しばらく和やかな雰囲気が続いた後、楓葉は囲炉裏をいじる手を止めた。
『この2年、ずっと考えていたんだ』
『うん』
『私にその巻物の力を貸してほしい』
今度は墨の目が丸くなる番であった。
楓葉はさらに続ける。
『その巻物の力を使うことで、寿命が減ることは理解している。
だから、私はその力を使う前にこうやって里を立て直した。
新しい里長もいる。もうここは私がいなくても大丈夫だ』
『な、何を言って…』
『私は貴方と一緒に行きたい。路川街は大きな街。そこには警護官という仕事があると聞く。
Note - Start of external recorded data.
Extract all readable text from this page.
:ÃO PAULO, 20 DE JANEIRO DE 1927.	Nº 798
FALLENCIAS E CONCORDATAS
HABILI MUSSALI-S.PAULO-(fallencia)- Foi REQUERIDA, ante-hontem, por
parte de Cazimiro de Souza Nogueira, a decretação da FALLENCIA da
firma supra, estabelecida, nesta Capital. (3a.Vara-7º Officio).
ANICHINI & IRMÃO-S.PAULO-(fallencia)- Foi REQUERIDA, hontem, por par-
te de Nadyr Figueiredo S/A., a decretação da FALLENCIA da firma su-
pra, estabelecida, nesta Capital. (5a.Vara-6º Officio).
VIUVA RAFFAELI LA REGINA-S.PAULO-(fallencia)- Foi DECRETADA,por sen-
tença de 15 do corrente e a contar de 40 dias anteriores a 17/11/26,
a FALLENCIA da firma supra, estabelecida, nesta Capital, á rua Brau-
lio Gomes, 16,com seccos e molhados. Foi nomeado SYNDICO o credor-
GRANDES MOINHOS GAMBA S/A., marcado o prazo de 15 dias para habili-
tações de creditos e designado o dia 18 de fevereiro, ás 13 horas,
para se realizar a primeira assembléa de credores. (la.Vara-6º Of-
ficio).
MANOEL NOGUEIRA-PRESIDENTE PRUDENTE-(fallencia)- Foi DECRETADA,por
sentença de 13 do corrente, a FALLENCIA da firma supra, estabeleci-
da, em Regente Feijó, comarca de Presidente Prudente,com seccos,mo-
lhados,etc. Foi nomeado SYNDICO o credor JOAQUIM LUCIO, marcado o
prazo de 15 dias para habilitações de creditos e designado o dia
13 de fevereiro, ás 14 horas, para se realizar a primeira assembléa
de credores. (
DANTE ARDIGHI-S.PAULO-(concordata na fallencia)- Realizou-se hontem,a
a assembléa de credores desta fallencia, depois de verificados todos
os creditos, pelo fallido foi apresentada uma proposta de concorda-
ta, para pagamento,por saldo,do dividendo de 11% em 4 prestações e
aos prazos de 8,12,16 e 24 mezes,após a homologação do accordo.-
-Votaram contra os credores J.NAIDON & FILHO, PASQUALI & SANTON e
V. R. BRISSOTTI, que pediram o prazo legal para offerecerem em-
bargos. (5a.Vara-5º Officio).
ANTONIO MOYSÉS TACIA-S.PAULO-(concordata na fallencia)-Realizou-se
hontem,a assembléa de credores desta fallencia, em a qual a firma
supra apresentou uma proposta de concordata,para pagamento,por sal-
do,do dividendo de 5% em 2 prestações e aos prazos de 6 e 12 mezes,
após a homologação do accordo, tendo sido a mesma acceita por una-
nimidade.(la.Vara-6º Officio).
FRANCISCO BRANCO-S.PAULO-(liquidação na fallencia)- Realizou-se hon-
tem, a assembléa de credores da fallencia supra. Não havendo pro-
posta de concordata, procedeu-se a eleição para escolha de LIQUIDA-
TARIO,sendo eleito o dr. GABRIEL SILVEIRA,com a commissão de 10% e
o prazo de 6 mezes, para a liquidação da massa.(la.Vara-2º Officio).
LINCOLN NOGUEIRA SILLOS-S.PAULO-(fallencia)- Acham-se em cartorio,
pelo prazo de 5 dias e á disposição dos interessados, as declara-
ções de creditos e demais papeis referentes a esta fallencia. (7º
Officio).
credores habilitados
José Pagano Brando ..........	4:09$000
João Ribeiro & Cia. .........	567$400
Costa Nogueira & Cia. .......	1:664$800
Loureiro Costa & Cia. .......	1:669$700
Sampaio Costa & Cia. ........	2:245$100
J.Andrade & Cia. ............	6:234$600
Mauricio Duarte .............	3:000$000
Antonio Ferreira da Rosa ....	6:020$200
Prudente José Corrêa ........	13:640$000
私は警護官となり、必ずやこの里のみんなの仇を打ってみせる。
だから、貴方の力を貸してほしい…いや、貸してください。
お願いします、師匠』
楓葉は床に額をつけて懇願した。
呆気にとられる墨。
薪が燃えるパチパチという音しか二人の耳には届かない。
『え、し、師匠って』
『教えを請うものが、相手を敬うのは当然のこと。
どうか、そう呼ばせて下さい』
墨は、しばらく楓葉を見つめた。
初めて会ったあの日から、随分と大人になったと彼は染み染みそう思う。
墨は深い溜息をつくと、楓葉の肩にポンと優しく手を置く。
『…覚悟、出来てるんだね』
『はい。とうの昔から』
──その日の夜。楓葉と墨は、裏京里からひっそりと姿を消した。
その後の二人の行方を知る者は、里には誰も居なかったという。